Water
is a precious resource for all of us, and yet here at the cafe we don’t have any mains water. All of our water for everything comes from a spring - Ffynnon Gaseg. In the warmer weather - and we get a lot of that - the spring can run very slowly, so we have to conserve water in every way possible.
Ffynnon Gaseg - literally "Mare's well" - was revealed at the side of the road, about half way round and near the highest point, during the construction of the Marine Drive in the 19th century. It was used to refresh the horses on the five-mile carriage drive round the base of the Great Orme. With the creation of Llandudno, the first route round the perimeter of the Great Orme was a dangerous footpath constructed in 1858 by Reginald Cust, a trustee of the Mostyn Estate.
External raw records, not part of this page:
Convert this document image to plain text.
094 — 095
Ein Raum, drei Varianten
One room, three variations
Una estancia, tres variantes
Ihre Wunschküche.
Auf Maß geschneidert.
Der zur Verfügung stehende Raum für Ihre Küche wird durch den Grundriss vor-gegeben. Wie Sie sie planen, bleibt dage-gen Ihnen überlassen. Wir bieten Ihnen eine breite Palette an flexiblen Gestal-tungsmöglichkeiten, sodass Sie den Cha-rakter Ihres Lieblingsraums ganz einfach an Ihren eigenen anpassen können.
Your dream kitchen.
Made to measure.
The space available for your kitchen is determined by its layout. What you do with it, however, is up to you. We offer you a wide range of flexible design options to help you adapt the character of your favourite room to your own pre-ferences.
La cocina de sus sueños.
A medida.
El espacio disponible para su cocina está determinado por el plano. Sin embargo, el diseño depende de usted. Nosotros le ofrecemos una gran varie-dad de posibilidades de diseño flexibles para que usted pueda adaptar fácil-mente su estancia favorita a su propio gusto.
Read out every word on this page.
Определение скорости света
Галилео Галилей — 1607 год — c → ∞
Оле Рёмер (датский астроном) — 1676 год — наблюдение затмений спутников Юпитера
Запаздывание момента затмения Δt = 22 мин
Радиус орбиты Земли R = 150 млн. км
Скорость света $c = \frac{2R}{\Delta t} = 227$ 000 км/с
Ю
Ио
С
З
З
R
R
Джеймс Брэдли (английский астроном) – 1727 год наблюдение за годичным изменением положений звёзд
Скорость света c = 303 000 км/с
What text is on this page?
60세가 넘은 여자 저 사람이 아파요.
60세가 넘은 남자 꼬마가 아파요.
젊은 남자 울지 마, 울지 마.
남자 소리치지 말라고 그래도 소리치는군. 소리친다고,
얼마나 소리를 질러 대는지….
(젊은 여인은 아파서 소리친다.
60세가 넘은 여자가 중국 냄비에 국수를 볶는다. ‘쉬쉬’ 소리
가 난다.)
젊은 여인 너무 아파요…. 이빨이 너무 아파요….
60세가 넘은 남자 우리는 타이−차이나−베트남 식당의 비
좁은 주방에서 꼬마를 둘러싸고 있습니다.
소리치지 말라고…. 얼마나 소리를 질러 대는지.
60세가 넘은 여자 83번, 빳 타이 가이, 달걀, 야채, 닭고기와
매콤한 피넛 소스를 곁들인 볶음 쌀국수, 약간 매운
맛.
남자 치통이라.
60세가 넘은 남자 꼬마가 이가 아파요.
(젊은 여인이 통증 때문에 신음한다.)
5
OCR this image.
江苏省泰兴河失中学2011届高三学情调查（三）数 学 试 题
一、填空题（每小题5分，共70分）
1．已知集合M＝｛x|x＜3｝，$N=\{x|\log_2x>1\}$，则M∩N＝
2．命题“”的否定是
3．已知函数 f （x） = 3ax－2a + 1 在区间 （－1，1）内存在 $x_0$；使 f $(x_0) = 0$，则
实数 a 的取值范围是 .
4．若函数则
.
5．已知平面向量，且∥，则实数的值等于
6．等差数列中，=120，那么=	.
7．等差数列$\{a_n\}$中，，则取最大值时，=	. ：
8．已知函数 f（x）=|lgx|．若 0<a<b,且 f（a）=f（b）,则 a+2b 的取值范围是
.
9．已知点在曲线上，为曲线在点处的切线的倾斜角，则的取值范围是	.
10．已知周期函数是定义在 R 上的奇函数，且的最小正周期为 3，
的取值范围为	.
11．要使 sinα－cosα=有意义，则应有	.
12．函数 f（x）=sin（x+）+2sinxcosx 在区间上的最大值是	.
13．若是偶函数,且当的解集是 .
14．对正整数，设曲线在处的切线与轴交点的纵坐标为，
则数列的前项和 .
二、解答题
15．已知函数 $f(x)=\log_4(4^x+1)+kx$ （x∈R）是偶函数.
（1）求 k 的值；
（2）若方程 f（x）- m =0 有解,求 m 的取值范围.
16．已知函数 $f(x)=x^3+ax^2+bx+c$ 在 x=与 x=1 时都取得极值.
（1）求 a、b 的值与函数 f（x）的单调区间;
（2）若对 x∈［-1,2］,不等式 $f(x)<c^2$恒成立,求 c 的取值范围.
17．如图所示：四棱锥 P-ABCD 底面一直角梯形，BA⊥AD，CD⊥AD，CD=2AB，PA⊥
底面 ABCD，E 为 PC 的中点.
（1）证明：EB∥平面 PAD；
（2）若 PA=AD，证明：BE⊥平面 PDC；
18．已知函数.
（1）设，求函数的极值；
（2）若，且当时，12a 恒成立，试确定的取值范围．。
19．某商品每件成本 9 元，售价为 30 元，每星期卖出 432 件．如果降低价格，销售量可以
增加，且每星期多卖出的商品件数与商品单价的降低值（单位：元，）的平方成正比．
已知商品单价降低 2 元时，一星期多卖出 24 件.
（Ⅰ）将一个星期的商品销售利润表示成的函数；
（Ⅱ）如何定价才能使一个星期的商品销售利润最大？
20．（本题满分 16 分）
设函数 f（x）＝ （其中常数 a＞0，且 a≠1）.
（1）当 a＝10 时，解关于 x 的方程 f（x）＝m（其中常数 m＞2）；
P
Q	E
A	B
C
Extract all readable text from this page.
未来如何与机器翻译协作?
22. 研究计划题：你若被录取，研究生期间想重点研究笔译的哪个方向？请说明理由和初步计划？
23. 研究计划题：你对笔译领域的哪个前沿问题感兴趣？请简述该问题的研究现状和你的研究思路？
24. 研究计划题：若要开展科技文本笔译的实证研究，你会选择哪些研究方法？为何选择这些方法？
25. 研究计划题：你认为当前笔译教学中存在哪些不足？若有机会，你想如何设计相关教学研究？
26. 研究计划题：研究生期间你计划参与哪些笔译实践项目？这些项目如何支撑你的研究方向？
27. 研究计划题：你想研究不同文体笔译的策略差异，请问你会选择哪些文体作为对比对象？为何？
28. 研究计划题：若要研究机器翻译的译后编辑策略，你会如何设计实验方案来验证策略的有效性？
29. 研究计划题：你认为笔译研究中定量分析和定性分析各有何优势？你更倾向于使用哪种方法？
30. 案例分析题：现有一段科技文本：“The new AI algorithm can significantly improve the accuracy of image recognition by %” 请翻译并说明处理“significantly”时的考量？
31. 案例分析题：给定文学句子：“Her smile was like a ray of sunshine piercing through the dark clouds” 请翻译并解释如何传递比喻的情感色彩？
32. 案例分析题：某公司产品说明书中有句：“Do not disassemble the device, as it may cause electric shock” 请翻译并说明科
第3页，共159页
In 1868, the Prime Minister, William Gladstone, walked the path, and complained that it was so dangerous he had to be blindfolded to be led along some particularly difficult sections. So in April 1869, the town commissioners ordered £10 of ratepayers’ money to be spent providing railings along the worst parts.
In 1872 the Great Ormes Head Marine Drive Co. Ltd. was formed to turn the path into a Victorian carriage road and made plans for a £14,000 conversion of Cust’s Path into the current road.
However, it went bankrupt before the work was finished. and a second company - a consortium led by Richard Hughes of Madoc Street, Llandudno - completed the road in 1878.
The road was bought by Llandudno Urban District Council in 1897.